Vincent Hutin (AGL) "Amour.com sera la marque ombrelle des ex-36 15 Ulla et 36 15 Cum"

L'éditeur des très rentables 36 15 Ulla et 36 15 Verif sur Minitel consolide ses services de rencontre avec un nom de domaine de premier choix : Amour.com

JDN. Le groupe AGL a pour origine le Minitel. Quel est son périmètre aujourd'hui ?

Vincent Hutin. AGL a été créé en 1986 et éditait sur Minitel des services de messagerie rose qui ont été transposés sur Internet comme les très connus 36 15 Ulla ou 36 15 Cum ainsi que le 36 15 Verif, un service d'information financière. La partie rencontre a depuis été renforcée sur Internet avec les sites Serencontrer.com, Jmec.fr et Mytilene.fr. Nos sites de rencontres pèsent 1,7 million de visiteurs uniques, selon Google Analytics. La société a été rachetée en 2008 par Citystar à ses fondateurs. Son business model était toujours inspiré par le Minitel où une connexion = une rémunération. Il a donc fallu l'adapter à Internet. Aujourd'hui, notre modèle de développement repose sur l'abonnement. AGL a réalisé 10 millions d'euros de chiffre d'affaires en 2010, dont 80 % dans la rencontre, 12 % avec Verif.com et 8 % avec Auction.fr. Nous tablons sur 20 % de croissance cette année.

 

Quelles sont vos ambitions dans la rencontre ?
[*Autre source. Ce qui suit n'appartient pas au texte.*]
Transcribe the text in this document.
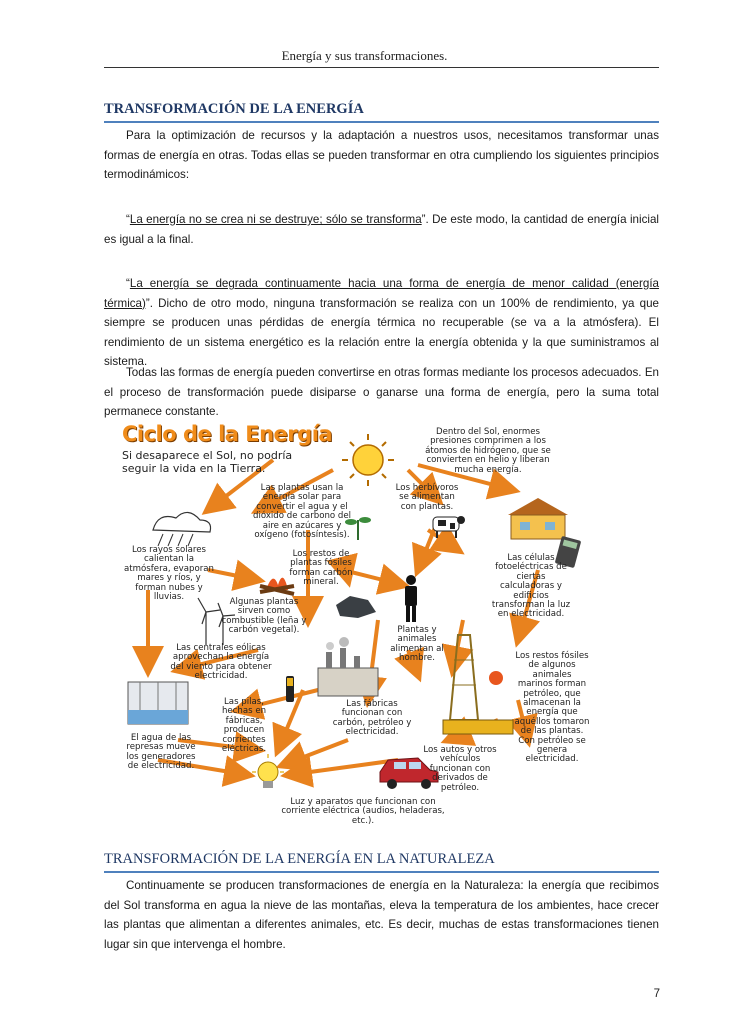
Energía y sus transformaciones.
TRANSFORMACIÓN DE LA ENERGÍA

Para la optimización de recursos y la adaptación a nuestros usos, necesitamos transformar unas formas de energía en otras. Todas ellas se pueden transformar en otra cumpliendo los siguientes principios termodinámicos:

“La energía no se crea ni se destruye; sólo se transforma”. De este modo, la cantidad de energía inicial es igual a la final.

“La energía se degrada continuamente hacia una forma de energía de menor calidad (energía térmica)”. Dicho de otro modo, ninguna transformación se realiza con un 100% de rendimiento, ya que siempre se producen unas pérdidas de energía térmica no recuperable (se va a la atmósfera). El rendimiento de un sistema energético es la relación entre la energía obtenida y la que suministramos al sistema.

Todas las formas de energía pueden convertirse en otras formas mediante los procesos adecuados. En el proceso de transformación puede disiparse o ganarse una forma de energía, pero la suma total permanece constante.

Ciclo de la Energía
Si desaparece el Sol, no podría
seguir la vida en la Tierra.
Dentro del Sol, enormes presiones comprimen a los átomos de hidrógeno, que se convierten en helio y liberan mucha energía.
Las plantas usan la energía solar para convertir el agua y el dióxido de carbono del aire en azúcares y oxígeno (fotosíntesis).
Los herbívoros se alimentan con plantas.
Los rayos solares calientan la atmósfera, evaporan mares y ríos, y forman nubes y lluvias.
Los restos de plantas fósiles forman carbón mineral.
Las células fotoeléctricas de ciertas calculadoras y edificios transforman la luz en electricidad.
Algunas plantas sirven como combustible (leña y carbón vegetal).	Plantas y animales alimentan al hombre.
Las centrales eólicas aprovechan la energía del viento para obtener electricidad.
Los restos fósiles de algunos animales marinos forman petróleo, que almacenan la energía que aquéllos tomaron de las plantas. Con petróleo se genera electricidad.
Las pilas, hechas en fábricas, producen corrientes eléctricas.
Las fábricas funcionan con carbón, petróleo y electricidad.
El agua de las represas mueve los generadores de electricidad.
Los autos y otros vehículos funcionan con derivados de petróleo.
Luz y aparatos que funcionan con corriente eléctrica (audios, heladeras, etc.).
TRANSFORMACIÓN DE LA ENERGÍA EN LA NATURALEZA

Continuamente se producen transformaciones de energía en la Naturaleza: la energía que recibimos del Sol transforma en agua la nieve de las montañas, eleva la temperatura de los ambientes, hace crecer las plantas que alimentan a diferentes animales, etc. Es decir, muchas de estas transformaciones tienen lugar sin que intervenga el hombre.

7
Nous allons passer tous nos sites, qui continueront d'avoir une existence propre, sur une marque ombrelle : Amour.com. Ce site ouvre le 6 avril. Il proposera notre offre de manière segmentée. La rencontre sérieuse avec Serencontrer, Cum.fr pour une population plus âgée, Ulla.com pour la partie sexy et nos deux sites Jmec.fr et Mytinene.fr pour les rencontres homosexuelles. Ce nom de domaine à lui seul devrait nous rapporter du trafic naturel à pas cher. Dans deux mois, j'estime qu'il drainera à lui seul 500 000 visiteurs uniques. Le mot clé "Amour" est autant tapé dans Google que "Meetic" ou "Rencontre".

 

De quoi réaliser des économies sur votre budget de liens sponsorisés...

Oui, et marketing plus généralement. Le secteur devient aussi concurrentiel que le voyage. Les coûts au mot clé augmentent. La barrière à l'entrée est faible d'un point de vue technique, mais il est très compliqué de créer une marque. Beaucoup de sociétés lèvent des fonds, mais la croissance du marché ralentit. Quand Match.com est arrivé en France en 2005, ils ont mis 15 millions d'euros sur la table pour décoller, mais ils n'ont jamais réussi. Ils ont donc du racheter Netclub pour se doter d'une audience.

 

Comment AGL a-t-il concilié son développement sur le Web et son activité sur Minitel ?

Difficilement. Le passage sur Internet était naturel, mais il était difficile de concilier les deux business model. Verif.com est par exemple resté payant sur Internet jusqu'en 2009. Nous sommes ensuite passés sur un modèle freemium, mi-gratuit mi-payant. Dans la rencontre, pendant que Meetic prenait son envol à partir de 2003, AGL a peu investi sur Internet pour ne pas handicaper ses services Minitel. La société a réalisé jusqu'à 300 millions de francs (45 millions d'euros) de chiffre d'affaires annuel sur Minitel. Et elle en tire encore 7 % de ses revenus.

 

Comment développez-vous Verif.com et Auction.fr, un site spécialisé dans les enchères sur le marché de l'art ?

Nous avons passé des partenariats pour Verif.com avec Roularta (Lexpress.fr, Lexpansion.com) et Lefigaro.fr, qui va d'ailleurs prendre Verif en régie. En ce qui concerne Auction.fr, nous venons de lancer un service de Live permettant de retransmettre en direct des enchères de commissaires priseurs. Le but étant de permettre bientôt à nos utilisateurs d'enchérir depuis notre site.

 

 

Vincent Hutin, 47 ans, diplômé de l'Ecole Centrale, a travaillé comme consultant chez Bossard Consultant et Roland Berger et comme dirigeant opérationnel chez SFR et Débitel. Il a par ailleurs accompagné, fondé ou co-fondé cinq start-up dans les médias et l'industrie de la téléphonie mobile et participé à la création de Kiwee et Phonevalley.